На могиле родителей Кириллова отец Семен отслужил молебен. Двоюродный брат Кириллова, бывший второй секретарь, загнал меня в угол ограды:
— … Вот вы пишете, что все плохо в провинции. А мы религию разрешили — пожалуйста…
Кириллов на этом языческом празднике был дорогим гостем. Его окликали, тянули, целовали. Здесь он был: «товарищ генерал», «господин полковник», «Александр Кириллович», «дядя Саша» и «Санек» — национальный герой, второй после космонавта Андриана Николаева!
Перед нашим отъездом Анфиса прижалась к брату:
— Ты уедешь — я буду по тебе голодать.
На обратном пути Кириллов опять разогнался — спешил на вторую родину.
— Превышаем, — сказал я.
Кириллов не отреагировал. Мы пролетели еще верст сто.
— Вот так и живем, — улыбнулся Кириллов. — Год ждем Троицу, год вспоминаем. А ты говоришь — кладбище, так сказать.
Родные, прощайтесь
Разбирая бумаги отца после его смерти, я наткнулся на фотографию голой женщины с распущенными волосами. Разглядывая снимок, я с запоздалым интересом узнал своего тренера по плаванию во Дворце водного спорта на Мироновской, куда папа Женя определил меня в первом классе, потому что сам плавать не умел. Тренерша была строгая, дочь мирового рекордсмена по баттерфляю, героя войны.

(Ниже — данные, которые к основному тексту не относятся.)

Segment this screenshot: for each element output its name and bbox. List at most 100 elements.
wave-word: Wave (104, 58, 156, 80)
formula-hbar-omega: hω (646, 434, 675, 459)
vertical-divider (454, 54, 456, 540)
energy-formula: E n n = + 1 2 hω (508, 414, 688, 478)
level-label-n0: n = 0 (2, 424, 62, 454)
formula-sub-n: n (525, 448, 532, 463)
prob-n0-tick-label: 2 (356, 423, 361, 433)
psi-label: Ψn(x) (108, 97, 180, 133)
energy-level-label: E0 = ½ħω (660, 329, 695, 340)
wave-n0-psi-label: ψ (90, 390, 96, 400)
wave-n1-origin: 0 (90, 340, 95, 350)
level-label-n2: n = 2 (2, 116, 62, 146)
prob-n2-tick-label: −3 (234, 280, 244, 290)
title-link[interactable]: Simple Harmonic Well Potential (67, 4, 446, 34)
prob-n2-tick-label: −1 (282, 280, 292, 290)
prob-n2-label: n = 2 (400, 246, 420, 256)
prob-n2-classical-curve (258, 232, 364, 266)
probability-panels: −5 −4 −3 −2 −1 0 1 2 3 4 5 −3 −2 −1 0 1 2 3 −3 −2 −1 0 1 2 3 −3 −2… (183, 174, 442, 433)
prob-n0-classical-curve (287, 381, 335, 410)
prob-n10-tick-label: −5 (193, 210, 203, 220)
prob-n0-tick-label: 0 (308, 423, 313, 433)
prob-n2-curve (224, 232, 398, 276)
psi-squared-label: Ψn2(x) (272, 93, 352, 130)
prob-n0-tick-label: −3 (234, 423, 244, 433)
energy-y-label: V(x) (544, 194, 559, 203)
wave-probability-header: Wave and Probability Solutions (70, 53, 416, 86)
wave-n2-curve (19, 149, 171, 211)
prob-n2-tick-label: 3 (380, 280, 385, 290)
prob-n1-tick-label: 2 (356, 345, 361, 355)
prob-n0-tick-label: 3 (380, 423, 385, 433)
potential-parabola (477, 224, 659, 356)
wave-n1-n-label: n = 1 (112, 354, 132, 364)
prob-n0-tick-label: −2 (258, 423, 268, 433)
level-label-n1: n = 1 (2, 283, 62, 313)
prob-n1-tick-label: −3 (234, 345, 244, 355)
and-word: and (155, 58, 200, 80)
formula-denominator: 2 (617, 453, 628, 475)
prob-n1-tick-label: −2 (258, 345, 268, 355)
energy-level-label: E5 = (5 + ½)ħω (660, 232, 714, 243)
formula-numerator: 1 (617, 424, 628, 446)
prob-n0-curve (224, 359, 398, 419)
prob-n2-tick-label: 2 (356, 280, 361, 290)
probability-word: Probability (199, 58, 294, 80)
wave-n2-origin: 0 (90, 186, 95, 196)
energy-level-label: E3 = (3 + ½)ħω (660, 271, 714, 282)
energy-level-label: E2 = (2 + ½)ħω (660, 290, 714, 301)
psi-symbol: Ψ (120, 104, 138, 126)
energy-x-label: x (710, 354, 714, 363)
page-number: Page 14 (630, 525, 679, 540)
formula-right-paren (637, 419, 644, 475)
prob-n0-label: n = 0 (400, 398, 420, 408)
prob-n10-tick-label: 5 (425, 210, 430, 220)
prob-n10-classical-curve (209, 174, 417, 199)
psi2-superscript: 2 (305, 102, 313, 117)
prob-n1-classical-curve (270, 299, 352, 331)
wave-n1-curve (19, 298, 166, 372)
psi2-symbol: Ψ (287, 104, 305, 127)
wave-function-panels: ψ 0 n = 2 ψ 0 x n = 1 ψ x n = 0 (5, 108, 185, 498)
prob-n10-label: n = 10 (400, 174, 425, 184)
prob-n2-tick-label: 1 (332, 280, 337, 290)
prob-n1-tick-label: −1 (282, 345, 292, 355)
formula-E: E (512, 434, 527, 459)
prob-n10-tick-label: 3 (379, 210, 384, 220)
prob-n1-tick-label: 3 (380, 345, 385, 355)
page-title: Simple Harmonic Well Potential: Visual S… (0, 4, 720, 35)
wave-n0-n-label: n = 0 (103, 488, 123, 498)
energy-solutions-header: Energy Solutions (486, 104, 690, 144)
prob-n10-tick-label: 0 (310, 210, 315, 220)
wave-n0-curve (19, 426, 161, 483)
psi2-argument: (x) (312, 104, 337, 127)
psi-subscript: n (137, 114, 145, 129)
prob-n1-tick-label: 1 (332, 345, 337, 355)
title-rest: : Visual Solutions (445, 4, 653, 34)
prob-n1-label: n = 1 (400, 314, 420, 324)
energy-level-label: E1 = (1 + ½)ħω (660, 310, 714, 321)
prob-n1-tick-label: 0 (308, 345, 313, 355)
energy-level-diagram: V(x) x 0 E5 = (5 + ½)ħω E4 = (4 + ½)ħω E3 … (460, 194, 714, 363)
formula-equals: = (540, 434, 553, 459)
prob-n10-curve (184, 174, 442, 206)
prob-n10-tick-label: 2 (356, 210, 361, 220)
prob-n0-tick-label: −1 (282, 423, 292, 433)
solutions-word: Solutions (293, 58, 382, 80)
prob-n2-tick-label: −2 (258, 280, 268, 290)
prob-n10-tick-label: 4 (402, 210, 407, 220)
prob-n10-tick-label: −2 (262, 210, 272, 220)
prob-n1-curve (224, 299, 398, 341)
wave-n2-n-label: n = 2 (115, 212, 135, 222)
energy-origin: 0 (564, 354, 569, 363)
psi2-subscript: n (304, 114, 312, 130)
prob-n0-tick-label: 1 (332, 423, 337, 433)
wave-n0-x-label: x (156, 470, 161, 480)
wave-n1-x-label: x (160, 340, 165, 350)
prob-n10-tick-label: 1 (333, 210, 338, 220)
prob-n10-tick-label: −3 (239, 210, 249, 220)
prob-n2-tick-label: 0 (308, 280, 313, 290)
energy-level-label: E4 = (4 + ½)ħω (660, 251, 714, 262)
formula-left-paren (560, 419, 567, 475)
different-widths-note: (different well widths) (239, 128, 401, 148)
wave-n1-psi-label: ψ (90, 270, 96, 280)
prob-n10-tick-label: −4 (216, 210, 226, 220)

Девятого мая он пришел к нам, пошатываясь, на тренировку посмотреть, как работает дочь. Остался недоволен. Разделся до длинных трусов и огромный, пузатый, с искалеченной рукой нырнул в воду. Пролетел полбассейна под водой, а на вторую половину истратил лишь несколько взмахов волосатых ручищ, залезая всем туловом на воду как на твердь. Скорость его была против физики. Какая там бабочка баттерфляй! Чудище морское, разверзающее хляби океанские! По дороге он потерял трусы, они осели на дно. Я нырнул за ними. На суше он равнодушно принял их, побарабал толстым пальцем в ухе и прорычал напоследок: «Не спать в воде! Р-работать!»
Через год мы с папой Женей и с тренершей Ниной Семеновной поехали на Тишковское водохранилище. Она сказала, что теперь научит плавать и папу, и они уплыли на лодке учиться, оставив меня помешивать уху.